In Ghostbusters you don’t actually really play as any of the ghostbusters in the film, though, even if you’re in a simplified version of New York. You direct some nameless and characterless ghostbusters in a bit of ghost catching, trying not to cross the streams as you shepherd a ghost towards a trap in a rather simple mini-game, or using your car-mounted ghost vacuum in an even simpler one. Look at what you spend your time doing, though, and that doesn’t ring true as the focus of the game.
You spend a decent amount of the time just driving around the city, a fine way of stalling for time which outlives just about anything else in Ghostbusters as something games do. What you spend even more time doing, though, is admin. Before you even get started you need to register your ghostbusting franchise and stock up on equipment. If you don’t buy any ghost traps you won’t be able to get anywhere, but Ghostbusters still makes you go through buying some, looking over your shoulder and saying “well, you could try going without…”. Once you’re out and catching ghosts, you have a lot of going back to HQ to recharge, and reinvesting your money is at least as essential as doing anything to prevent the oncoming apocalypse. Ghostbusters is a bad ghostbusting sim, and a decent precarious small business sim.
What else stands out about it? In this version, there’s the sound. I don’t want to get into comparisons between the graphical capabilities of the Spectrum and the C64, something I know is a long-established and hard-fought debate (and which people probably still care deeply about even now). What I can say I’ve noticed in playing Spectrum games for the first time is that its sound is definitely worse, to an extent I would not have guessed. And Ghostbusters highlights both the best and worst of the Spectrum’s sound. At one end, much of GB is played in total silence. I suppose the effect could be ghostly, but there isn’t the design to back that up.
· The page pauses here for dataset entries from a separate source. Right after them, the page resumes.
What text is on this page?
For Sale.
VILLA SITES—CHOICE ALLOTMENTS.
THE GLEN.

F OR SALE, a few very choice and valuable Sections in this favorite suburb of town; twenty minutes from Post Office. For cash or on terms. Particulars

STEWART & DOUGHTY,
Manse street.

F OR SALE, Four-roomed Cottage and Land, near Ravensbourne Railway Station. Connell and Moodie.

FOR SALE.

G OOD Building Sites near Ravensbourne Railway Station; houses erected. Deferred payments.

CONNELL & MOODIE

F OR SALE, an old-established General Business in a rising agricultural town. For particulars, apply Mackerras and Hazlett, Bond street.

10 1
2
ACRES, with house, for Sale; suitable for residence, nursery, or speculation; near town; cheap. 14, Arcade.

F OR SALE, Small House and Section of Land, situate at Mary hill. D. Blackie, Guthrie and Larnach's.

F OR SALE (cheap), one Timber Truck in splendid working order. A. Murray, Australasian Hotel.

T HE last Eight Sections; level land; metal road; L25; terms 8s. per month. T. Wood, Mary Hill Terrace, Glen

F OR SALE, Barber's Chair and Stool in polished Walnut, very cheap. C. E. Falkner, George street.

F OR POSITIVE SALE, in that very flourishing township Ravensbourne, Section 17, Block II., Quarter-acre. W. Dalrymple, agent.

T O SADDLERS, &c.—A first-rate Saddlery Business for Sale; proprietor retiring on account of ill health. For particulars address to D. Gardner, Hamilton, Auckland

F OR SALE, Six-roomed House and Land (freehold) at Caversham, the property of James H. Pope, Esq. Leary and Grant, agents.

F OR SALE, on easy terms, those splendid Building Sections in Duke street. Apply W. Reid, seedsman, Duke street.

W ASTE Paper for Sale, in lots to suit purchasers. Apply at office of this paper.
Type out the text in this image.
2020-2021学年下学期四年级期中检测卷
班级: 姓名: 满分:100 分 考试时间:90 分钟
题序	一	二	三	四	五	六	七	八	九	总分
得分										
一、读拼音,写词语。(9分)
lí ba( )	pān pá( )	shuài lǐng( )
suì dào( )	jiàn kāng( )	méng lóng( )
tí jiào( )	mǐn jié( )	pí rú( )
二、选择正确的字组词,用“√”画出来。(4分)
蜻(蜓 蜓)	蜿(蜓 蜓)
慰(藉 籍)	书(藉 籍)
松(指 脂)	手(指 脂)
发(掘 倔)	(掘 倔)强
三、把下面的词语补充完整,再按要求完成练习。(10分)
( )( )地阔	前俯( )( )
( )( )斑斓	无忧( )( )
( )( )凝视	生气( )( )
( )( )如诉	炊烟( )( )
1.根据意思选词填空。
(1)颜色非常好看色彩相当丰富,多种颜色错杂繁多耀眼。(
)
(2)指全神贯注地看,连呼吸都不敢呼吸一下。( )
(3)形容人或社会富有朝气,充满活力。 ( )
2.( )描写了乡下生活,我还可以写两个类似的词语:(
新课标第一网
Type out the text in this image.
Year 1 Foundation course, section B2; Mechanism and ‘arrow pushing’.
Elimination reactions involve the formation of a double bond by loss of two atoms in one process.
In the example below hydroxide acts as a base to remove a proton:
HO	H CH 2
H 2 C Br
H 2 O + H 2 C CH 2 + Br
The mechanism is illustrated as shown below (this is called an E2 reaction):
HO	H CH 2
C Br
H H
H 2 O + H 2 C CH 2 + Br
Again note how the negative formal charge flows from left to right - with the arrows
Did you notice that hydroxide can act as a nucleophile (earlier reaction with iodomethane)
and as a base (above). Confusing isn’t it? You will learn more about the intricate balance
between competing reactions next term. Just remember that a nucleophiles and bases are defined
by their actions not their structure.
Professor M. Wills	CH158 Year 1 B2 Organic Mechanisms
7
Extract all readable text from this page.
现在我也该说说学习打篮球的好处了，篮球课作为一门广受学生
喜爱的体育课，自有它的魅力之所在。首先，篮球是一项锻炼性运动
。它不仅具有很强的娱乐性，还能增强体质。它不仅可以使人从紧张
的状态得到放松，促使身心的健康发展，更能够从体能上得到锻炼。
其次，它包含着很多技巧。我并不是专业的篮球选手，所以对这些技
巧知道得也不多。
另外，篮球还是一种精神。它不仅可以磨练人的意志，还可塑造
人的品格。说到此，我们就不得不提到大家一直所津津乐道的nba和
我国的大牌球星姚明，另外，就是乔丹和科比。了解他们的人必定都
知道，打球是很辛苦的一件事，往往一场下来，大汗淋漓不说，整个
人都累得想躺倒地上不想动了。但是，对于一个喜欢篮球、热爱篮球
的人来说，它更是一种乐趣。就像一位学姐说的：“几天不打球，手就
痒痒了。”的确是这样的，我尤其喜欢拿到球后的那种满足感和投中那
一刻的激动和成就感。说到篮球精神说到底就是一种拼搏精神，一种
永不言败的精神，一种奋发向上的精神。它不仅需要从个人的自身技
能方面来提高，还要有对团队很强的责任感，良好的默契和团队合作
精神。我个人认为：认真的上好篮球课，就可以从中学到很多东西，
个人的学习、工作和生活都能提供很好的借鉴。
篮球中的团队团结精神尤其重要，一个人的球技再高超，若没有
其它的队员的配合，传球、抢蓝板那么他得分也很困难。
Instead it just makes much of the game feel even more uninvolving and distanced.
At the other end, there’s the way that the game begins with a neat rendition of the theme tune, complete with karaoke style lyrics. The game has to switch between the main melody and the backing as it can’t pull off both simultaneously, but that acts as a generous invitation for interactivity – it assumes that someone is there singing along, not being passively entertained but working in collaboration. You are the ghost in the orchestra. What could be more appropriate?